MSP Fergus Ewing welcomed the review from Jim Mackinnon which examines the forestry industry and the current regulatory barriers to woodland creation in Scotland.
The review is part of a broader package of reforms to drive forward forestry’s contribution to the rural economy and to support delivery of climate change targets.
The report makes a number of recommendations, including:
- Streamlining the process to approve sustainable planting schemes, for example by appointing accredited, experienced agents to help certify some woodland planting schemes and by giving FCS local offices more responsibility to approve lower value applications
- Earlier engagement between tree-planting businesses and communities, in a way that is proportionate to the scale and impact of the planting scheme
- A dedicated national Forestry Commission Scotland (FCS) team to deal with complex proposals including all projects where an Environmental Impact Assessment is required
Commenting on the recommendations, Mr Ewing said: "Scotland’s forests and woodlands are among our most valuable rural assets and our ambition is for them to expand and flourish. I am determined to reduce the complexity, duration and cost of tree planting applications and that is why we commissioned this detailed analysis.

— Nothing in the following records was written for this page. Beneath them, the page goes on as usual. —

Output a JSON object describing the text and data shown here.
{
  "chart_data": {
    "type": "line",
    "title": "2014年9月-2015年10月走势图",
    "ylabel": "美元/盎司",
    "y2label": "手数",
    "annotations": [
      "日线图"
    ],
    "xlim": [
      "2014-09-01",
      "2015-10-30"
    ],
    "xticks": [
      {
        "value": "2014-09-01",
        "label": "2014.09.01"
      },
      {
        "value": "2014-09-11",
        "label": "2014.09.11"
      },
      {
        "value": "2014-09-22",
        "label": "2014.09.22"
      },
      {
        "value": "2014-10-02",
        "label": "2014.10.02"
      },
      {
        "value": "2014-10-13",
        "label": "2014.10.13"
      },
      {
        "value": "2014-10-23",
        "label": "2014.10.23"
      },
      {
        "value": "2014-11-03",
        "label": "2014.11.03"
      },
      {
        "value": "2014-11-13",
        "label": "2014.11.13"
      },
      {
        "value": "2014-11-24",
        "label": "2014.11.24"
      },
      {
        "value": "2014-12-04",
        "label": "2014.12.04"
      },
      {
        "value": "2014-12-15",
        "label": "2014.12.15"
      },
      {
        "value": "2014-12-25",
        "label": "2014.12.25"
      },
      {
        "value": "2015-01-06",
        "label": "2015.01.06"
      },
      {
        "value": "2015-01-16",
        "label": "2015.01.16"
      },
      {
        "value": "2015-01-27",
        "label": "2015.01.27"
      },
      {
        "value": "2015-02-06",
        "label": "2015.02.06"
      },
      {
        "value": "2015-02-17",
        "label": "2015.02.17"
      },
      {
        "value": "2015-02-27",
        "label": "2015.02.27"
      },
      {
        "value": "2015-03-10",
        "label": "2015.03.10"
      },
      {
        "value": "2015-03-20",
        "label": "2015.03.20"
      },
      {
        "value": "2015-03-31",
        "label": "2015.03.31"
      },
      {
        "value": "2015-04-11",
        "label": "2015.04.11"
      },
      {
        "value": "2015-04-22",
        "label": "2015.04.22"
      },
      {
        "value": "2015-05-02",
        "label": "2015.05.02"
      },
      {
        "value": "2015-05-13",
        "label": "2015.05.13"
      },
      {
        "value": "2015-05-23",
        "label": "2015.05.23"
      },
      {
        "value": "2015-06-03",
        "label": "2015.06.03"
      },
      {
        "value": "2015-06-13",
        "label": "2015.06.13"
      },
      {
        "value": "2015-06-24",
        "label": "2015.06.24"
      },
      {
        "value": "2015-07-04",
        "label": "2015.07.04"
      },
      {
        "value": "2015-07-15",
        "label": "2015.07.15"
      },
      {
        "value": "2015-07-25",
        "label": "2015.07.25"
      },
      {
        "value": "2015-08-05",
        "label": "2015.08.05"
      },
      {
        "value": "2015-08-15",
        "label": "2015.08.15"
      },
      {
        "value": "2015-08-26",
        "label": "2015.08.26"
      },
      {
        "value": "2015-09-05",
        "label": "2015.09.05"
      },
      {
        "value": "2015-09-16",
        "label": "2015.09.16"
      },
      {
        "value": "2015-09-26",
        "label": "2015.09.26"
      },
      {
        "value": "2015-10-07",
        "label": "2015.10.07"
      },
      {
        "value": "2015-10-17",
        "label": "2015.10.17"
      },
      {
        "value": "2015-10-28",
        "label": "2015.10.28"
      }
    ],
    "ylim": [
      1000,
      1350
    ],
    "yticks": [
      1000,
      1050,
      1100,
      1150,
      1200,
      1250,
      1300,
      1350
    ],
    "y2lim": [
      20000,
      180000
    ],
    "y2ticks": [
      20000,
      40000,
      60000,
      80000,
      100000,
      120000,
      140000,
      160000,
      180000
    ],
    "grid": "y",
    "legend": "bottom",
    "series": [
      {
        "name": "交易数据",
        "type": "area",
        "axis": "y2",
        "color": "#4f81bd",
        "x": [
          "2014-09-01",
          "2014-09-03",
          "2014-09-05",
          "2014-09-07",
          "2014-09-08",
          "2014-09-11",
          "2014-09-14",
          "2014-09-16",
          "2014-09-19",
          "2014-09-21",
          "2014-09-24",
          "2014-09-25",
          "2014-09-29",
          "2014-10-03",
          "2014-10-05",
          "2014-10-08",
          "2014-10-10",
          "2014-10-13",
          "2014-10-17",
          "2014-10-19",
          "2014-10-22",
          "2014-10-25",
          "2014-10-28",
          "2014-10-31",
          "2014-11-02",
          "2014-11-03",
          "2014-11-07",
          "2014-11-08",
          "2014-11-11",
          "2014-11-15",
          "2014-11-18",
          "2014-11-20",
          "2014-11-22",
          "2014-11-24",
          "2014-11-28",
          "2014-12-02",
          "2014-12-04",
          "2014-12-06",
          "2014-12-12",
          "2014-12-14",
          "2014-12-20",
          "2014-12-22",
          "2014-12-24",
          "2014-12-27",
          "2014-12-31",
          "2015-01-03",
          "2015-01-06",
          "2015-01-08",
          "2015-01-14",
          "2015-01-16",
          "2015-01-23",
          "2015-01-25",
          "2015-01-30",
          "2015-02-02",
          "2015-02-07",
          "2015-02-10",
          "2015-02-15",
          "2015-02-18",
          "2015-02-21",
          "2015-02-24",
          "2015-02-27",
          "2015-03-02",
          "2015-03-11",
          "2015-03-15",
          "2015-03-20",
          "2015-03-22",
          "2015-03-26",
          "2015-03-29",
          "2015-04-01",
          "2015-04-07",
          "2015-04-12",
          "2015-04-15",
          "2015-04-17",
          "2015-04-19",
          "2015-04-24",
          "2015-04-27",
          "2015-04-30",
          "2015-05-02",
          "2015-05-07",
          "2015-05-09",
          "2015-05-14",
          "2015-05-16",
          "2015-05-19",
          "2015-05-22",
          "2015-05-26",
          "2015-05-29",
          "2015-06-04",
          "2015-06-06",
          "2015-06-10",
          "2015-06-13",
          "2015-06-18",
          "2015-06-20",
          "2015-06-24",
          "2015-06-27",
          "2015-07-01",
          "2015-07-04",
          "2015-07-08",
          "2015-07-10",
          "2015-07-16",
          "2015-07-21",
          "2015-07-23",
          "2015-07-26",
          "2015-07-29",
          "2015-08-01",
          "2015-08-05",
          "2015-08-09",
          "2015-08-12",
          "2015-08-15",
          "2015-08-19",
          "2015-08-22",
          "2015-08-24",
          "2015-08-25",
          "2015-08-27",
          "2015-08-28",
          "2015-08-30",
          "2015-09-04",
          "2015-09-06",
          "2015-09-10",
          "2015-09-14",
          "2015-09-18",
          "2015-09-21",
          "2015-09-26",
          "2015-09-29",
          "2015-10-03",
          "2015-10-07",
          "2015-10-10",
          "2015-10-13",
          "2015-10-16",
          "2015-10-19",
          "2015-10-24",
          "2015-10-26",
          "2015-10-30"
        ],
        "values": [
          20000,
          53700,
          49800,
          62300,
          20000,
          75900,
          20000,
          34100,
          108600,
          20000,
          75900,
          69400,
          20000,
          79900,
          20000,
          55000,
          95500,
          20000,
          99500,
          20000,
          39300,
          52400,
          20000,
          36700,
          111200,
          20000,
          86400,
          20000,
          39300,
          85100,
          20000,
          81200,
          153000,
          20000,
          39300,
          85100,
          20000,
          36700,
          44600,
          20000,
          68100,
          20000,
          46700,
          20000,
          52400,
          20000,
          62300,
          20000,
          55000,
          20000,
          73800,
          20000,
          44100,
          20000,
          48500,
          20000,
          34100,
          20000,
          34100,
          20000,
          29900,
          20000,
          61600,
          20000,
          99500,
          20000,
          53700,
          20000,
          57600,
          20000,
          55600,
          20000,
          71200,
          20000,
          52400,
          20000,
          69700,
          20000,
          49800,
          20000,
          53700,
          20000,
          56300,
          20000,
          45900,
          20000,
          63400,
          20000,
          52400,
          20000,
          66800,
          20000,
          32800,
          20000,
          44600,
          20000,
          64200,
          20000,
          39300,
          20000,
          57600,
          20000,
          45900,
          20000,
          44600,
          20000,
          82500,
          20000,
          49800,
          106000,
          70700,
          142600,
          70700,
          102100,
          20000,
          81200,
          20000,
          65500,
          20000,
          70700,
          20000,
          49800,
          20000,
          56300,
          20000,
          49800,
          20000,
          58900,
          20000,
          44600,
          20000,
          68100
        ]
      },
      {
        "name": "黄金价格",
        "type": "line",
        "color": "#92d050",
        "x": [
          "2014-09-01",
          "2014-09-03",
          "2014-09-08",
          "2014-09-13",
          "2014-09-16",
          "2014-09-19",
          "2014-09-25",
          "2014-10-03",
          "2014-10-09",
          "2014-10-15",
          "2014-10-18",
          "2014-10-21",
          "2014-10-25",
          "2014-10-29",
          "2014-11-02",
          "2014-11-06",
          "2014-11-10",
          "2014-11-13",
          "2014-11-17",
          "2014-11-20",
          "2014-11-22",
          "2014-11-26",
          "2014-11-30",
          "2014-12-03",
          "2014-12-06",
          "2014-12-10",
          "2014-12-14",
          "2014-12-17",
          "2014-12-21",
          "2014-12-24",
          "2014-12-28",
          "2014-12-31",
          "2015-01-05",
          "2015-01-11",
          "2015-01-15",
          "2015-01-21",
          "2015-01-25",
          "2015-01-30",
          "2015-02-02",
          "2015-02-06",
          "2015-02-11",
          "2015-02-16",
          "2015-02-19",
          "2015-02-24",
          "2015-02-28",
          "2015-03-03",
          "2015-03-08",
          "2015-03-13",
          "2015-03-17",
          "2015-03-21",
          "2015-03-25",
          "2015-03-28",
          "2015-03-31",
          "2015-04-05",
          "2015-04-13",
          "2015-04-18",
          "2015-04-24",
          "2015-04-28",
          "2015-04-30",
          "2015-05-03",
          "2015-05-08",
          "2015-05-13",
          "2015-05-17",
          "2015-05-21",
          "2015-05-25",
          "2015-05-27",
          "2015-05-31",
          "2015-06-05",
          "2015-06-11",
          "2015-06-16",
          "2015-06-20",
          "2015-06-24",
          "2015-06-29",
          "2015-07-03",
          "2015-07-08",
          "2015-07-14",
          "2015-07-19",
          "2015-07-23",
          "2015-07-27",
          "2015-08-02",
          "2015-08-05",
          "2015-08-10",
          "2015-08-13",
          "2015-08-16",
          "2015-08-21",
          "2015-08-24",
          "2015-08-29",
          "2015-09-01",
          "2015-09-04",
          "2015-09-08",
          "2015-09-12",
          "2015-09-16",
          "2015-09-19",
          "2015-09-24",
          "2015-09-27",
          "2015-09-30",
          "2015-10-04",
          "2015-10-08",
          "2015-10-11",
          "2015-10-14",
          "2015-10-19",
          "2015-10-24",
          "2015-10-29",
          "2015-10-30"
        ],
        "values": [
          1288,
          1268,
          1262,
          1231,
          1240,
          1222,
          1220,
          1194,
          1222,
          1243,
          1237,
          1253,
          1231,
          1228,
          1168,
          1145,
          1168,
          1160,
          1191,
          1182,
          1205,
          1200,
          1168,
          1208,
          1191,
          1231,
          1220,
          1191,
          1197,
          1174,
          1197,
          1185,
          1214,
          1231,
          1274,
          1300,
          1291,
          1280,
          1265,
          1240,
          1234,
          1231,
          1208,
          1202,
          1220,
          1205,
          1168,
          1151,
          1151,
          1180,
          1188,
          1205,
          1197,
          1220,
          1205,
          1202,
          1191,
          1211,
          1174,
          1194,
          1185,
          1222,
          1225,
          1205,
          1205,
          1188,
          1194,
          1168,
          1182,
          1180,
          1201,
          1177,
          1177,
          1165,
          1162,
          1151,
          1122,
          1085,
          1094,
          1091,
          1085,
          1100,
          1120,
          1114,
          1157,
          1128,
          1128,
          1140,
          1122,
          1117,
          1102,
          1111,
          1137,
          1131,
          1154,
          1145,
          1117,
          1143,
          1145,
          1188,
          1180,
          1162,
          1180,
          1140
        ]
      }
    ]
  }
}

"I want to thank Jim Mackinnon for all his hard work on the review. I am determined to improve the pace and scale of new sustainable planting to meet our climate change commitment to plant 10,000 hectares per year and to ensure long-term availability of timber. With that in mind I accept in principle all the recommendations made in the report and look forward to FCS setting out early next year a delivery plan for implementing the recommendations."
Shireen Chambers FICFor, ICF Executive Director, said: "We’re delighted that Mr Ewing has accepted, in principle, all the recommendations from this report, and we look forward to playing our part in taking them forward. In particular, we will work closely with Forestry Commission Scotland and Confor to develop the approach of appointing accredited forestry professionals to certify that woodland creation proposals meet the UK Forestry Standard, and we will continue working with partners to develop and deliver appropriate professional training across the sector."